Großalarm am Montagnachmittag an der Mainburger Straße: Im Keller eines Freisinger Mehrfamilienhauses loderten Flammen. Mehreren Personen war der Fluchtweg abgeschnitten – auch einer Mutter mit ihrem Kleinkind.
Freising – Um 16.29 Uhr wurde die Freisinger Hauptfeuerwache von der Integrierten Leitstelle alarmiert. „Noch während der Anfahrt des Löschzuges wurde die Alarmstufe erhöht, da Personen vom Feuer eingeschlossen waren“, berichtete FFW-Pressesprecher Florian Wöhrl. Die Folge: Weitere Einheiten von der Feuerwache 2, aus Attaching und Pulling rückten aus.

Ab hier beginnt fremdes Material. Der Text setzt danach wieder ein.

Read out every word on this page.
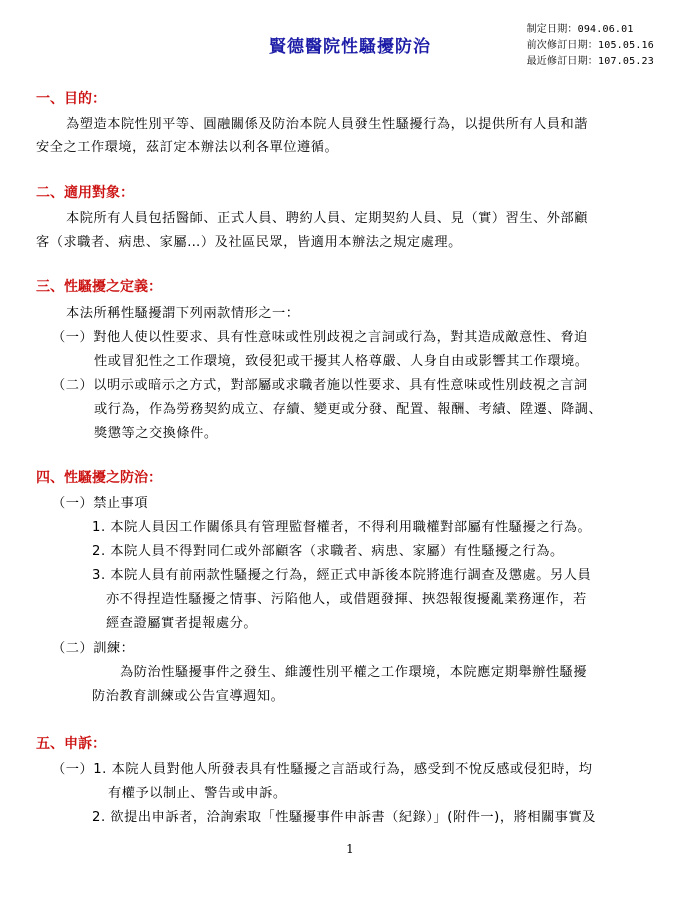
賢德醫院性騷擾防治
制定日期：094.06.01
前次修訂日期：105.05.16
最近修訂日期：107.05.23
一、目的：
為塑造本院性別平等、圓融關係及防治本院人員發生性騷擾行為，以提供所有人員和諧
安全之工作環境，茲訂定本辦法以利各單位遵循。
二、適用對象：
本院所有人員包括醫師、正式人員、聘約人員、定期契約人員、見（實）習生、外部顧
客（求職者、病患、家屬…）及社區民眾，皆適用本辦法之規定處理。
三、性騷擾之定義：
本法所稱性騷擾謂下列兩款情形之一：
（一）對他人使以性要求、具有性意味或性別歧視之言詞或行為，對其造成敵意性、脅迫
性或冒犯性之工作環境，致侵犯或干擾其人格尊嚴、人身自由或影響其工作環境。
（二）以明示或暗示之方式，對部屬或求職者施以性要求、具有性意味或性別歧視之言詞
或行為，作為勞務契約成立、存續、變更或分發、配置、報酬、考績、陞遷、降調、
獎懲等之交換條件。
四、性騷擾之防治：
（一）禁止事項
1. 本院人員因工作關係具有管理監督權者，不得利用職權對部屬有性騷擾之行為。
2. 本院人員不得對同仁或外部顧客（求職者、病患、家屬）有性騷擾之行為。
3. 本院人員有前兩款性騷擾之行為，經正式申訴後本院將進行調查及懲處。另人員
亦不得捏造性騷擾之情事、污陷他人，或借題發揮、挾怨報復擾亂業務運作，若
經查證屬實者提報處分。
（二）訓練：
為防治性騷擾事件之發生、維護性別平權之工作環境，本院應定期舉辦性騷擾
防治教育訓練或公告宣導週知。
五、申訴：
（一）1. 本院人員對他人所發表具有性騷擾之言語或行為，感受到不悅反感或侵犯時，均
有權予以制止、警告或申訴。
2. 欲提出申訴者，洽詢索取「性騷擾事件申訴書（紀錄）」(附件一)，將相關事實及
1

Als rund sieben Minuten später die ersten Feuerwehrkräfte eintrafen, wurde umgehend die Drehleiter in Stellung gebracht, um eine Mutter mit ihrem Kleinkind – unverletzt – von der Dachterrasse des zweigeschoßigen Wohnhauses zu retten. Ein Trupp unter Atemschutz ging über die Tiefgarage zur Brandbekämpfung in den Keller vor. Weitere Atemschutzgeräteträger suchten das bereits völlig verrauchte Treppenhaus nach Menschen ab. Zwei weitere Personen, die vom Rauch in ihrer Wohnung eingeschlossen waren, hatten sich auf den Balkon in Sicherheit gebracht. Sie waren nicht unmittelbar in Gefahr und konnten unter Betreuung durch die Feuerwehr dort verbleiben.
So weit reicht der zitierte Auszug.